Escalating Financial Crisis Gripping States

A week after President Bush signed a $700 billion bailout plan for Wall Street, the financial crisis has deepened in many state capitals with tight credit markets and new, pessimistic budget figures that pose the biggest threat to states' fiscal health in 25 years.

Grim-faced state officials, seeing reports from the first three months of the budget year that began July 1 for all but four states, are bracing for further declines in tax revenue because of the housing slump, rising unemployment and a slowdown in consumer spending.

Pennsylvania's revenue collections fell about 5 percent below estimates made in July, producing the state's largest first-quarter shortfall in 30 years.
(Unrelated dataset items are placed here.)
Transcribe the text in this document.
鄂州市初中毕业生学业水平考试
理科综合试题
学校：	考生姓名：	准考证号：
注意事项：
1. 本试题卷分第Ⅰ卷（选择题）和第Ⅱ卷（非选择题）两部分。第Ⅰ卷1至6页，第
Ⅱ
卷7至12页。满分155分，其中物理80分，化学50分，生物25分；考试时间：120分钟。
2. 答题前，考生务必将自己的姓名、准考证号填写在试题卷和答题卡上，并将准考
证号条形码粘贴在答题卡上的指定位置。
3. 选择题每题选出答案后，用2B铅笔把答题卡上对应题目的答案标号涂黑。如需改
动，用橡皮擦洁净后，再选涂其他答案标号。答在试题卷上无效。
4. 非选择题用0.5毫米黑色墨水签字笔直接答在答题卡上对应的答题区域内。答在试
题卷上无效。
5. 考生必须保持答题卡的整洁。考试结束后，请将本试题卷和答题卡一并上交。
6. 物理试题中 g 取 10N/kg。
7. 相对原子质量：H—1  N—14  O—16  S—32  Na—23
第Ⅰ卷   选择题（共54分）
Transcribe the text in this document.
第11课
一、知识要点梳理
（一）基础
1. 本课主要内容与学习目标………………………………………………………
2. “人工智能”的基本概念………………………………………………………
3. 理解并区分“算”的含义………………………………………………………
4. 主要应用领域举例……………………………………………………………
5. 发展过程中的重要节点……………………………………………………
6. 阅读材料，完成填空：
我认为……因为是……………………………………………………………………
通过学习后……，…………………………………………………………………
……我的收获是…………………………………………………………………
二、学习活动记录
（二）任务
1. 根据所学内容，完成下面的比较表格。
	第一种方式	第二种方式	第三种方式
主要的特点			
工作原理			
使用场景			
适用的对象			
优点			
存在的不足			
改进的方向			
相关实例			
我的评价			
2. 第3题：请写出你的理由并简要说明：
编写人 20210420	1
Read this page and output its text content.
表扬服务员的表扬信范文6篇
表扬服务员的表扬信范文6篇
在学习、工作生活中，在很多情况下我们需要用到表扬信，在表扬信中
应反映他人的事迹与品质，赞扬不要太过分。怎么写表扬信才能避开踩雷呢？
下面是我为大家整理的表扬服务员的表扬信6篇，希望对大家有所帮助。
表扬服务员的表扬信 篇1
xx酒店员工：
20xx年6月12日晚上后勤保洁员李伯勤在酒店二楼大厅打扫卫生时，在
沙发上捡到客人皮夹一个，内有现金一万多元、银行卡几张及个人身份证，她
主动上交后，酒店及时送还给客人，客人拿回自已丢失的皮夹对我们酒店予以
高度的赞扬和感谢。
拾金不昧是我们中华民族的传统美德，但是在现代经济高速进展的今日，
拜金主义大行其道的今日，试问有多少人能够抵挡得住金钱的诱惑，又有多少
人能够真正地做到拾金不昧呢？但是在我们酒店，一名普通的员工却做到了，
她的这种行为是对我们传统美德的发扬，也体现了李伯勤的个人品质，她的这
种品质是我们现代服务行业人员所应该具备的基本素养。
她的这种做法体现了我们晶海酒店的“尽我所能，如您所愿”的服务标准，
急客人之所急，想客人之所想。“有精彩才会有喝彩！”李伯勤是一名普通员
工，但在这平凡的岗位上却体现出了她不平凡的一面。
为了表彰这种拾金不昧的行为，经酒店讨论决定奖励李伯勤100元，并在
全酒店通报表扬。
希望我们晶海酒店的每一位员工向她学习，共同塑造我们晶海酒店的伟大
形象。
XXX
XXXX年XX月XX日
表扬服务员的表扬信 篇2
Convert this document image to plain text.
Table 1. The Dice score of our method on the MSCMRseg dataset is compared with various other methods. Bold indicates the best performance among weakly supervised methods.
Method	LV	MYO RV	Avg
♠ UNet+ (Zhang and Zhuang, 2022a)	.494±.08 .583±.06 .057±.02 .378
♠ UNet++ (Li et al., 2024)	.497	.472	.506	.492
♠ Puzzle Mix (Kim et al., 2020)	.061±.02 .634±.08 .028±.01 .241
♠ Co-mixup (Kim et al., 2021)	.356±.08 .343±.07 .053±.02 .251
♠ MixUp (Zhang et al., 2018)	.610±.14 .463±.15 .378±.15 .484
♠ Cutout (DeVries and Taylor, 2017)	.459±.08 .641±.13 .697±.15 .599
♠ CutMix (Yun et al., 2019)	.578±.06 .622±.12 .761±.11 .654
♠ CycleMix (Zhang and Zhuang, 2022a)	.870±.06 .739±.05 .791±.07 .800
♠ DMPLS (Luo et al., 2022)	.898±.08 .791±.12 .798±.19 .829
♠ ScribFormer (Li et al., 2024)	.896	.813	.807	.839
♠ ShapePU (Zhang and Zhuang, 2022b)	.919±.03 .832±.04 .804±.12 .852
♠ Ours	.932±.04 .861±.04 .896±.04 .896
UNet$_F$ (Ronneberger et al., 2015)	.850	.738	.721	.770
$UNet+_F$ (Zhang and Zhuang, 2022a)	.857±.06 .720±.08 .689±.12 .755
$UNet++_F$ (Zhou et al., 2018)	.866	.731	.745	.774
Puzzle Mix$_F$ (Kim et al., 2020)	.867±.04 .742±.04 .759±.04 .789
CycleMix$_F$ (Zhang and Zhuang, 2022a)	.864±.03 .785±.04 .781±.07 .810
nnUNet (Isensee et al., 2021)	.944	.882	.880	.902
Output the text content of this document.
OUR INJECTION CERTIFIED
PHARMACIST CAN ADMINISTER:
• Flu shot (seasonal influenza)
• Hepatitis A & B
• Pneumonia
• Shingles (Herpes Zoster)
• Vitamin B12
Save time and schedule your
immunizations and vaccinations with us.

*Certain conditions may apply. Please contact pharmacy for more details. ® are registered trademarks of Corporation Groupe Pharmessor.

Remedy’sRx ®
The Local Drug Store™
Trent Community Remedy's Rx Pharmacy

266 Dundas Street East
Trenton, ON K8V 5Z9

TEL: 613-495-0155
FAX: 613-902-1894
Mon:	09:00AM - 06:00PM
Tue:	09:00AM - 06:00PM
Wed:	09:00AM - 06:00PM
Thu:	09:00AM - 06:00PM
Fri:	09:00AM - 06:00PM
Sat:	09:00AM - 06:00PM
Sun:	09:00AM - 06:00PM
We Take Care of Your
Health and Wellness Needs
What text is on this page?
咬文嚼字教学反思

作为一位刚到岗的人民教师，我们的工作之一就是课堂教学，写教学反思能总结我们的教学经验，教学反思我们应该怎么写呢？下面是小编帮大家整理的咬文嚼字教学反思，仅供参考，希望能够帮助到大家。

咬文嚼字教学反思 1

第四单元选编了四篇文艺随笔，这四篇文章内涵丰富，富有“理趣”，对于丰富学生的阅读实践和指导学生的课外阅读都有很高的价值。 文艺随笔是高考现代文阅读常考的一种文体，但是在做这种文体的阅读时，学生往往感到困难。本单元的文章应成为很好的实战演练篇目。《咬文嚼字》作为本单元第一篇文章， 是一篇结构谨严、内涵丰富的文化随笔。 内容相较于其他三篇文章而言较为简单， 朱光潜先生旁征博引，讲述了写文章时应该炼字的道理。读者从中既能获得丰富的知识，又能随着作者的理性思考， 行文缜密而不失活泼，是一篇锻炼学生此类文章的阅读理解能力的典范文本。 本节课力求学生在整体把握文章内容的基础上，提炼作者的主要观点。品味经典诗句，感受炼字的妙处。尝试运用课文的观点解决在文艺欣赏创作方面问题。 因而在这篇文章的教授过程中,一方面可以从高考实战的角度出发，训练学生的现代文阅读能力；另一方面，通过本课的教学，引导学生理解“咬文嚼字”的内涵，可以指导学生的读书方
A similar lag in Rhode Island has contributed to a record $67 million deficit with nine months left in the budget year. South Carolina  — whacked by high unemployment  — pared its revenue estimate by 6 percent and now faces a $554 million shortfall. Massachusetts officials may have to slash up to $1 billion and have warned local governments to be prepared for cuts in state aid. 

Even before this fall's meltdown on Wall Street, state officials had laid off 7,000 employees and reduced services as they cut billions of dollars in spending to plug growing shortfalls in state budgets. Now, as the financial crisis escalated in the last week, governors are taking more steps.